Мне очень было обидно за нее, и я досадовал на эту сухость советницы, тем более, что считал все это напускным и даже глупым.
Я понимал всегда необходимость общественной иерархии и даже любил ее; но я находил, что человек с умом должен делать исключения; а константинопольское общество к тому же такого смешанного и оригинального состава, что делать эти исключения, мне казалось, здесь было легче, чем где-нибудь. Я очень беспокоился за эту бедную мадам Антониади, с которой
С женой первого драгомана мне было бы легко объясниться; она держала себя очень просто; я сказал уже, что с мужем ее и с ней самою я был в дружеских отношениях. Рассуждать и спорить тонко и умно она очень любила... Но у нее были свои недостатки; она была иностранка, и родная сестра ее была замужем в Германии за самым простым, хоть и богатым шляпным фабрикантом. Несмотря на такое неизящное родство, она сама выросла в высшем петербургском обществе и могла бы быть в этих случаях вполне самостоятельною; но она при большой независимости ума была очень непостоянна в своих принципах и вкусах и вообще по характеру как-то не слишком надежна; я знал, что ей гораздо приятнее и легче будет побывать у мадам Антониади после советницы, чем первой показать пример. Поэтому я решился убедить прежде всего советницу. Это было не совсем легко; она, как я уже не раз говорил, была женщина очень тихая и вежливая, но очень недоступная (быть может, и оттого, что лицом была дурна), и несмотря на то, что муж ее любил меня, часто звал к себе обедать и обращался со мной почти по-товарищески, она едва-едва протягивала мне руку и все как будто чего-то опасалась. Однако, если человек чего-нибудь захочет, он выждет случая и воспользуется им.

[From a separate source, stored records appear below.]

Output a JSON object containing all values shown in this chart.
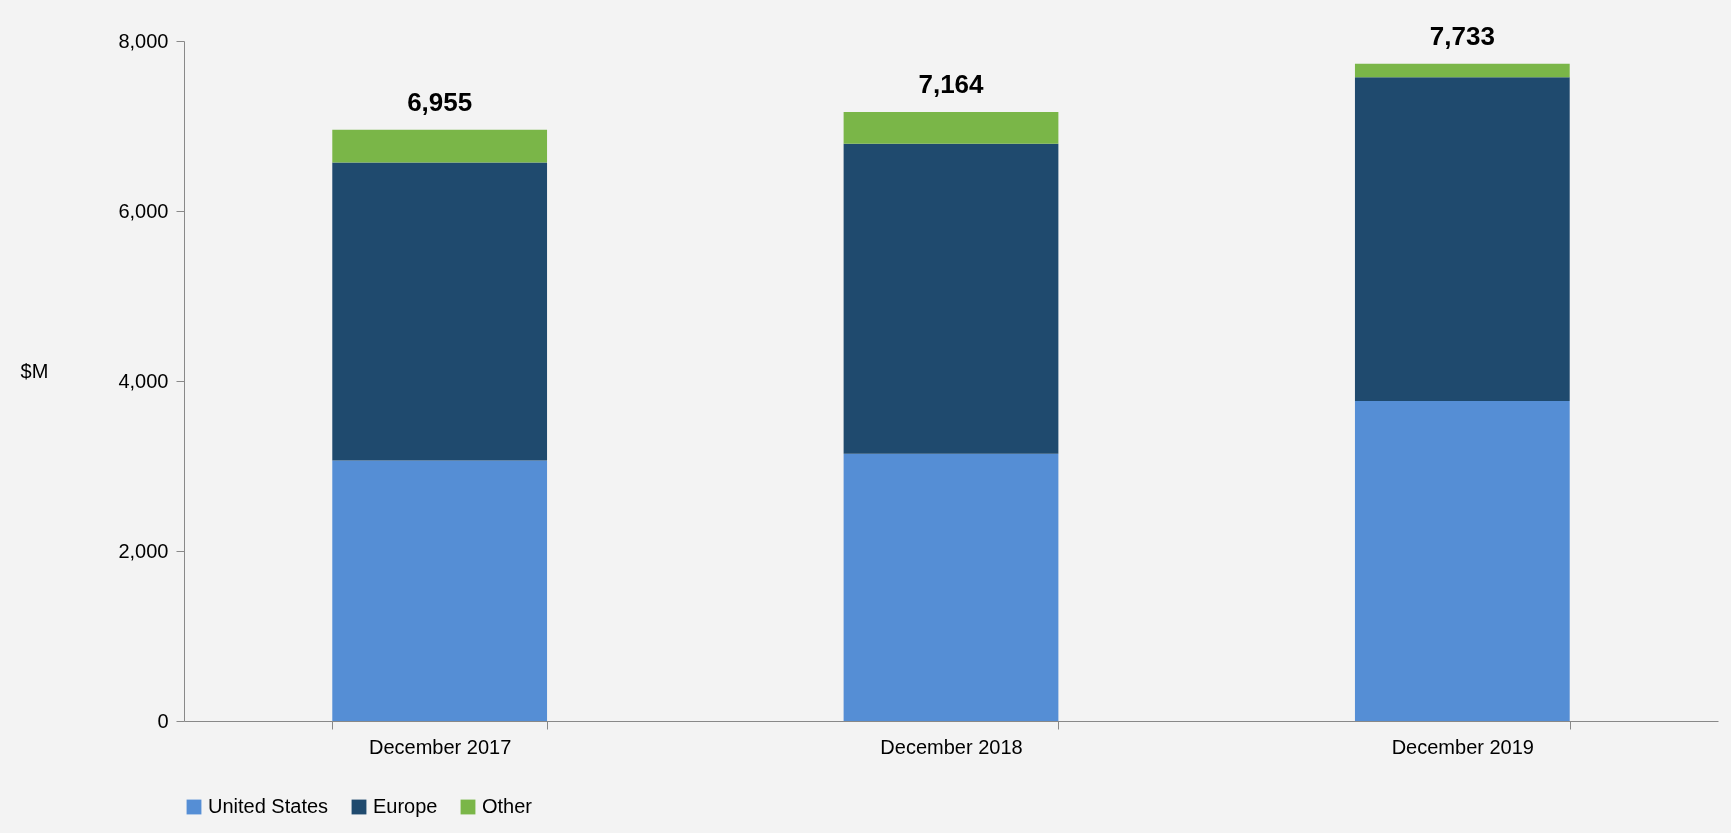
{
  "chart_data": {
    "type": "bar",
    "stacked": true,
    "ylabel": "$M",
    "categories": [
      "December 2017",
      "December 2018",
      "December 2019"
    ],
    "series": [
      {
        "name": "United States",
        "color": "#558ed5",
        "values": [
          3065,
          3143,
          3766
        ]
      },
      {
        "name": "Europe",
        "color": "#1f4a6e",
        "values": [
          3506,
          3649,
          3807
        ]
      },
      {
        "name": "Other",
        "color": "#7ab648",
        "values": [
          384,
          372,
          160
        ]
      }
    ],
    "totals": [
      "6,955",
      "7,164",
      "7,733"
    ],
    "ylim": [
      0,
      8000
    ],
    "yticks": [
      {
        "value": 0,
        "label": "0"
      },
      {
        "value": 2000,
        "label": "2,000"
      },
      {
        "value": 4000,
        "label": "4,000"
      },
      {
        "value": 6000,
        "label": "6,000"
      },
      {
        "value": 8000,
        "label": "8,000"
      }
    ],
    "grid": false,
    "legend": "bottom"
  }
}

Не более как дня чрез три после нашей встречи с мадам Антониади в саду, я обедал у советника и остался по его приглашению на целый вечер. Мадам X. пришла запросто после обеда. Скоро совсем стемнело; утихший Босфор был покоен, и на азиятском берегу прямо против нашего балкона светился на каком-то судне пунцовый огонь. Советник с Блуменфельдом и генеральным консулом сели играть в зале в карты, а я остался на балконе один с обеими дамами. Мы все сначала то молчали, то говорили о ничтожных предметах, потому что все трое были задумчивы и всем хотелось смотреть на тихий пролив и на красный огонь. Мадам X. первая прервала наше задумчивое молчание.
— Вы мечтаете сегодня? — спросила она у советницы.
— Нет, — ответила та, — я не мечтаю; я смотрю на этот красный огонь и вспоминаю другой такой же огонь в Бейруте... Во время этих сирийских ужасов... на такой огонь я смотрела тоже одним вечером... Это ужасно вспоминать... Какая жестокость у людей этих, какое варварство!.. И сама я выучилась такой жестокости... Как я была рада, когда Фуад-паша приехал и начал расстреливать этих начальников!..
— Я думаю! — заметила на это мадам X., — вы только что приехали тогда в Турцию, и первые впечатления ваши были такие страшные!..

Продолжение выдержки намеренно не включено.